Yup, they have threatened to have children removed from their homes if the family can’t afford to pay off the lunch bill. Before we even get to the moral injustice of this, I tried to do the math on the amount of money the state would be paying to drag this poor family into court and how many $75 lunch bills could be paid off with those funds. I can’t. There’s no way the judge alone doesn’t make more than $75 per hour.
According to NPR, some Luzerne county officials, who run the local foster-care system, have openly criticized the threat. “The foster care system should never be viewed as a punitive agency or weaponized to terrorize children and families,” David Pedri, the Luzerne County Manager, explains.
Yet somehow, despite the bad math and the criticism, the idea of “school lunch debt” continues to be a thing. You might remember that a couple of months ago in Rhode Island, a school district took a much-deserved national shaming for no longer serving hot lunch to students who owed money to the cafeteria. Given that the children themselves aren’t the one earning the money (these are often elementary and middle school students), and that for many the food they find at school may be the only food they eat all day, the shaming of the children likely does little more than cause intense psychological trauma and only increase their hunger: two things that negate any mission to educate that a school might have.

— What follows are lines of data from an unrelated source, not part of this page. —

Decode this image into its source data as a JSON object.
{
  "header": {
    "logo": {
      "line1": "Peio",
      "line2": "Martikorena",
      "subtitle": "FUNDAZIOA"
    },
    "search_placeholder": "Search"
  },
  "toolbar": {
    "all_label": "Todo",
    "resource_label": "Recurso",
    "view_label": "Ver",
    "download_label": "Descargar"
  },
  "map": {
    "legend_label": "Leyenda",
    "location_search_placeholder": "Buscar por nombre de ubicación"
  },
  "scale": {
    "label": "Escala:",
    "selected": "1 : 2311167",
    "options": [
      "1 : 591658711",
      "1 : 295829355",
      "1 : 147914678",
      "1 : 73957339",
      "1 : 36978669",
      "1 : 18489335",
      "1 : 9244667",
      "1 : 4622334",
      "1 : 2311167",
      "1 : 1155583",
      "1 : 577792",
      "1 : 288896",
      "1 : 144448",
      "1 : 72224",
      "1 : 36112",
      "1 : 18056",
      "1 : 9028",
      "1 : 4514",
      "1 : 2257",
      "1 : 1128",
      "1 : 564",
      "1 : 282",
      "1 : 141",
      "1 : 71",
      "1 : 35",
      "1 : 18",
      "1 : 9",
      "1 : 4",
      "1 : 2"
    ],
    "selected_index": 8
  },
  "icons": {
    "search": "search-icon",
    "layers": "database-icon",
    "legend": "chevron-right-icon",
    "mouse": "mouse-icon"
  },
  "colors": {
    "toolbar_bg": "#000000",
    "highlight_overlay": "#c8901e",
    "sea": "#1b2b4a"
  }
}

Further, the Rhode Island school district’s refusal to accept a cash donation to pay off the debt shows that there’s a deeper issue of institutionalized shame for hungry children and struggling parents rather than a shared mission to raise better children. While individual teachers do their best to ameliorate the issues of food insecurity, there is a real need for an overhaul of American school lunch systems to find a way that they can serve their students in a manner that helps, rather than hurts, the families and children struggling the most.